I spent some time recently writing about silliness. Since then, I've remembered one of my favorite quotes. It's from a book called Orthodoxy, by G.K. Chesterton. A book with that title doesn't immediately inspire silliness, I know, but -- as I've written elsewhere -- I imagine he wrote it with a smile on his face, maybe even while laughing aloud.

The passage I have in mind is the final paragraph of the book. It is about Jesus, and joy, and sadness, and anger. I quote it in full because I wanted to type it and share it:

"Joy, which was the small publicity of the pagan, is the gigantic secret of the Christian. And as I close this chaotic volume I open again the strange small book from which all Christianity came; and I am again haunted by a kind of confirmation.
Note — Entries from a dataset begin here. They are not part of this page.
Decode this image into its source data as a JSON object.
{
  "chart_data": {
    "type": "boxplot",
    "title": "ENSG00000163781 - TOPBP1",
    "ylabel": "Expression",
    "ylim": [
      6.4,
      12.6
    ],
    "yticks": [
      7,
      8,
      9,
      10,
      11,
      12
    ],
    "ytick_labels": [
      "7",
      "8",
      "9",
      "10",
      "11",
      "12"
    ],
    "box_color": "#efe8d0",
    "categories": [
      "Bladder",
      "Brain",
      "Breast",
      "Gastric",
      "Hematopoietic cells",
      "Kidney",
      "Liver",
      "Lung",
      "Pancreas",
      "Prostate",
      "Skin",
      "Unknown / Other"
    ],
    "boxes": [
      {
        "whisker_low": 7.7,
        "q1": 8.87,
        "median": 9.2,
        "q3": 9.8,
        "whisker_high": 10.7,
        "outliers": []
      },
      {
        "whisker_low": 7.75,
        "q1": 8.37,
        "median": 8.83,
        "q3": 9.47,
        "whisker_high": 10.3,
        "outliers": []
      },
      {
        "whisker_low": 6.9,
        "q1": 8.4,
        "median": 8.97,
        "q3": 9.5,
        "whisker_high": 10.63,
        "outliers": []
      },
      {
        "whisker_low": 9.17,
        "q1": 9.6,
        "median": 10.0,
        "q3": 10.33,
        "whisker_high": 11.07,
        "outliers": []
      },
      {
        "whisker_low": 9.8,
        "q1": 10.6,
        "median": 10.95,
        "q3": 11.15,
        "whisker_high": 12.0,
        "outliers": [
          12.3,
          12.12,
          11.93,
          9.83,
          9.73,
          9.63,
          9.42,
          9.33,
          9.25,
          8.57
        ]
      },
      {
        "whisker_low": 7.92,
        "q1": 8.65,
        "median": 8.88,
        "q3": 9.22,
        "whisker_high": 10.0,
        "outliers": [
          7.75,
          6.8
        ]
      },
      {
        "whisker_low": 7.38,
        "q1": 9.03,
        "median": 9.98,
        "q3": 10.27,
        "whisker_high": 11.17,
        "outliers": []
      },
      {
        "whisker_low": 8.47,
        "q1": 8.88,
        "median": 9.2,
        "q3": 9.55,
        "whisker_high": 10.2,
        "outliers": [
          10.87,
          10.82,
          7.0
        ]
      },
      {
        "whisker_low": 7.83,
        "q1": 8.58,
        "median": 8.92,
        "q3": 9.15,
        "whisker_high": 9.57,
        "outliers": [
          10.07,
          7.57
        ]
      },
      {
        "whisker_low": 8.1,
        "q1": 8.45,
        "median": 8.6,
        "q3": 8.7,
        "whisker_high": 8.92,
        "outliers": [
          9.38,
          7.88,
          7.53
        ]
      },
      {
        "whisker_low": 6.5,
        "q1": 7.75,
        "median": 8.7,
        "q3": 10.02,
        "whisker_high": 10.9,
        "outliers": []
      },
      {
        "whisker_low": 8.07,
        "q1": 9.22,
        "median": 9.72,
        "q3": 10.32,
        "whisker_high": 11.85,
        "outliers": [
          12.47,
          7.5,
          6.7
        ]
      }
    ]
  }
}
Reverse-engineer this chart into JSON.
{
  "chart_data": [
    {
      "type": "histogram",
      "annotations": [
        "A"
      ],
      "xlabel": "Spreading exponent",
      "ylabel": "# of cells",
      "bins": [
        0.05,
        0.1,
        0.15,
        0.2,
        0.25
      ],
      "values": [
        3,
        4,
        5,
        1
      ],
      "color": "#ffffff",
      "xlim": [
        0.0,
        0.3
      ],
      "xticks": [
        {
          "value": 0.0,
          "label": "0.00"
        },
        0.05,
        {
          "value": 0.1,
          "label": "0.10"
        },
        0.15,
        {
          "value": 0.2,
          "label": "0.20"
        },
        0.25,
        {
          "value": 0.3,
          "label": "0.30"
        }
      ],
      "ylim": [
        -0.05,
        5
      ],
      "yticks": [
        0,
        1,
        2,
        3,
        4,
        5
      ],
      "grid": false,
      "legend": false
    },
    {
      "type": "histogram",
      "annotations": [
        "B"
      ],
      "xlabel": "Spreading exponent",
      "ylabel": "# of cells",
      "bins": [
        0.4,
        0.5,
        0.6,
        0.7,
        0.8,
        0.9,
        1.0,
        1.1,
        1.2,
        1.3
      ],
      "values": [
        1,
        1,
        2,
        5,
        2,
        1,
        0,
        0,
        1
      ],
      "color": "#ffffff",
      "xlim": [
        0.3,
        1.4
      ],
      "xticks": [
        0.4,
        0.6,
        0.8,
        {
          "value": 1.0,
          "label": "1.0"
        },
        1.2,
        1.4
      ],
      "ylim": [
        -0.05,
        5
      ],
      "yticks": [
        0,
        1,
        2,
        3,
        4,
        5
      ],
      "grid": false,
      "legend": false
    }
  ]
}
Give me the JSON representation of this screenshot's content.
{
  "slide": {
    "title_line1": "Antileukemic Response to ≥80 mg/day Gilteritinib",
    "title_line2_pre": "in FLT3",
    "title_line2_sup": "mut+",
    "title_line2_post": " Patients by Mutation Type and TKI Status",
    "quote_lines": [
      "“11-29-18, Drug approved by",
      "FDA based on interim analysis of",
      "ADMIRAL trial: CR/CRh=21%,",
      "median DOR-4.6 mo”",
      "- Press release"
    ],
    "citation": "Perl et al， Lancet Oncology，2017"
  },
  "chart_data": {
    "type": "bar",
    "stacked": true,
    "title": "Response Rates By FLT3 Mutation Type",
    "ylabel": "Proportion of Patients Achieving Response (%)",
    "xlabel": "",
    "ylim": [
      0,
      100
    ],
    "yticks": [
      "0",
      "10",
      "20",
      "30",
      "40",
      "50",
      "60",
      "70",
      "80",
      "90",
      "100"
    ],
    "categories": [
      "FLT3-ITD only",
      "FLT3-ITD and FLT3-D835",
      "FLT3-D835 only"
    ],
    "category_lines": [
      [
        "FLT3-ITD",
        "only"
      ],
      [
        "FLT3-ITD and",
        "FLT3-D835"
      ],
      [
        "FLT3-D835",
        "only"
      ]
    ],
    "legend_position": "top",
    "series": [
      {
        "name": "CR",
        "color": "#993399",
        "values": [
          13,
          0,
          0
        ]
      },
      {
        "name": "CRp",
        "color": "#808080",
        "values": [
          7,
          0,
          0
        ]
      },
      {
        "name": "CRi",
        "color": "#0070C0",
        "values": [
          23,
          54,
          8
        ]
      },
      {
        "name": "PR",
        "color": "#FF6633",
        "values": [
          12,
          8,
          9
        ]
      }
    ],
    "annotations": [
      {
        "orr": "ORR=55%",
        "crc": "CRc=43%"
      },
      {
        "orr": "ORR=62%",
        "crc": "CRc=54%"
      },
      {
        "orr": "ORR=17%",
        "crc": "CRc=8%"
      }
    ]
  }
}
The tremendous figure which fills the Gospels towers in this respect, as in every other, above all the thinkers who ever thought themselves tall. His pathos was natural, almost casual. The Stoics, ancient and modern, were proud of concealing their tears. He never concealed His tears; He showed them plainly on His open face at any daily sight, such as the far sight of His native city. Yet He concealed something. Solemn supermen and imperial diplomatists are proud of restraining their anger. He never restrained His anger. He flung furniture down the front steps of the Temple, and asked men how they expected to escape the damnation of Hell. Yet He restrained something. I say it with reverence; there was in that shattering personality a thread that must be called shyness. There was something that He hid from all men when He went up a mountain to pray. There was something that He covered constantly by abrupt silence or impetuous isolation. There was some one thing that was too great for God to show us when He walked upon our earth; and I have sometimes fancied that it was His mirth."